On the standing issue, the Colorado court found that state law allowed the challengers to toss Trump from the ballot. Assuming Trump appeals that decision, there is no real doubt under federal law that he has standing to take a case to federal court on whether, as a matter of federal law, he is disqualified from the ballot. On the issue of prematurity, the Colorado court ruled as a matter of state law that it had to decide the question in time for the January 5 deadline to settle the Colorado Republican primary ballot. So, the Court will be called upon not only to hear full briefing and argument on the federal questions, but to do so and rule before January 5.

That doesn’t mean the Court will end up deciding whether Trump engaged in insurrection.

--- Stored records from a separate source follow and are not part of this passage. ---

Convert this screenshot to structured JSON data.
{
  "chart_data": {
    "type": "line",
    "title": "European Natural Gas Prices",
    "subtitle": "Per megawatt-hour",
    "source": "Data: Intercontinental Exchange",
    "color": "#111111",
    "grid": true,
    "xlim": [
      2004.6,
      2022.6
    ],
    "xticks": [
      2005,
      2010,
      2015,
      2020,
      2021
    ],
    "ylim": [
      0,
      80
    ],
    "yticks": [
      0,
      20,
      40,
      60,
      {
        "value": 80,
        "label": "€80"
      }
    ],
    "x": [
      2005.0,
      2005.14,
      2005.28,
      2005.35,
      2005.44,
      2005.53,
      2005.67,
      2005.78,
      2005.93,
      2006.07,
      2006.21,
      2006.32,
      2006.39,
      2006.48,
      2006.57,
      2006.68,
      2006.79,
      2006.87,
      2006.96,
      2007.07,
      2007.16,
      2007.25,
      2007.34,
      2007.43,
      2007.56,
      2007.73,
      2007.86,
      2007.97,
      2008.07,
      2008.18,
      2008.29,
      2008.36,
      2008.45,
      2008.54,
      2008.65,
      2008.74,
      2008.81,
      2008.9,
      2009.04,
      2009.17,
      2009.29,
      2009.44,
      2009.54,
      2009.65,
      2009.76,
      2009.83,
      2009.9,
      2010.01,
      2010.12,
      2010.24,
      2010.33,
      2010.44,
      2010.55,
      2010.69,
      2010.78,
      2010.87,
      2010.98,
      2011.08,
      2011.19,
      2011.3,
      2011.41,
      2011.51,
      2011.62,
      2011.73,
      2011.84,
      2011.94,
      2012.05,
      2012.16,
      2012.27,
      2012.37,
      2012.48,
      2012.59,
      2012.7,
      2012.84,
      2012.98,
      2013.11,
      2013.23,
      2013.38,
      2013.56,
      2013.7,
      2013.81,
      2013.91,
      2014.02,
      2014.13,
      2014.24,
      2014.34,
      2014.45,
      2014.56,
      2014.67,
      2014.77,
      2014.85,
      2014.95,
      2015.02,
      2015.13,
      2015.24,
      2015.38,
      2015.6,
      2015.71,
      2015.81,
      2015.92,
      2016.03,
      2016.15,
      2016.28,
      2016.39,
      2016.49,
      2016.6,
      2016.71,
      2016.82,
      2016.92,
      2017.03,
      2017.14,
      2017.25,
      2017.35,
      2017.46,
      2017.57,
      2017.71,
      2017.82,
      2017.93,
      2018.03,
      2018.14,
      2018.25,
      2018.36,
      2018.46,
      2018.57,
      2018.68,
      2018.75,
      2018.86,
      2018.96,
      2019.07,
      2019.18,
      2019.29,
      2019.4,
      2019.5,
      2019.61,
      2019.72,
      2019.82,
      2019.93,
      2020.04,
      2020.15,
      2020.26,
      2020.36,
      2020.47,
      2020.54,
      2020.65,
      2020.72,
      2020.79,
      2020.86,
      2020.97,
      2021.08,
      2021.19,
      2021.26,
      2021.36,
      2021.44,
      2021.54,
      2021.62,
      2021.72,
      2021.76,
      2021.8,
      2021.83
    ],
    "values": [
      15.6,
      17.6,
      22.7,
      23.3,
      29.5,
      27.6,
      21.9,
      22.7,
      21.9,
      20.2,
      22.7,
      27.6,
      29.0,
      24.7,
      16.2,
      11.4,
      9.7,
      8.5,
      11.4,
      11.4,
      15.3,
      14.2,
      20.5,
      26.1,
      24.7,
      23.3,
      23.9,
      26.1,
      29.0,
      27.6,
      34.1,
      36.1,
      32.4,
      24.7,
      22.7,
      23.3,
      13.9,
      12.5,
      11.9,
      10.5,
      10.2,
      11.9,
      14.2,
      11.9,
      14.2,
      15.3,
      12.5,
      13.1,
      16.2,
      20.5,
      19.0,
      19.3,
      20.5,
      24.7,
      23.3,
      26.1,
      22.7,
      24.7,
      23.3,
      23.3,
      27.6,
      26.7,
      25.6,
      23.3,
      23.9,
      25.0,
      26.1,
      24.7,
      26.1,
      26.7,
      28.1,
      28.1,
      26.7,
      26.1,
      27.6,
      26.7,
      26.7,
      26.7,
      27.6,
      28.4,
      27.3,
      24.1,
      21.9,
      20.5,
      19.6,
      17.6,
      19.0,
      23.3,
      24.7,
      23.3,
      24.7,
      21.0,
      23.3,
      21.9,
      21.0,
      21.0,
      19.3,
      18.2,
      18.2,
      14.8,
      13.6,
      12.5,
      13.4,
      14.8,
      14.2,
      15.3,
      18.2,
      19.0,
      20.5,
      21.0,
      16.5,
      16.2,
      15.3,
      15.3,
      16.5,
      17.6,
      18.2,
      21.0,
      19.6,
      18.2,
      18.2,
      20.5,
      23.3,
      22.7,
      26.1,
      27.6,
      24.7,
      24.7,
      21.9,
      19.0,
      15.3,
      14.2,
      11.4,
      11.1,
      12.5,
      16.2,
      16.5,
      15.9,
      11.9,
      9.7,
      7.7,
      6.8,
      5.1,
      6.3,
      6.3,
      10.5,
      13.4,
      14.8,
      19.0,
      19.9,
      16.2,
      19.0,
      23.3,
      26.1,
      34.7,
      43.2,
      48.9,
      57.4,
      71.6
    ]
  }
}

Trump has a number of federal-law defenses: that Section 3 isn’t self-executing without implementing legislation or a criminal conviction, that it doesn’t cover the president, that the First Amendment protects Trump’s speech and wasn’t implicitly repealed in that regard by the 14th Amendment, that the Republican Party has a First Amendment right of association to put an ineligible candidate on its primary ballot, and even that Trump may have a legal defense because the Senate didn’t convict him on effectively the same charge. I remain skeptical of these defenses, some more than others, but several of them have their scholarly supporters. But the Court will have to wade through the whole mess unless Trump decides for strategic reasons that he doesn’t want to challenge the ruling.

Merry Christmas, John Roberts. Hope you and your colleagues didn’t have plans.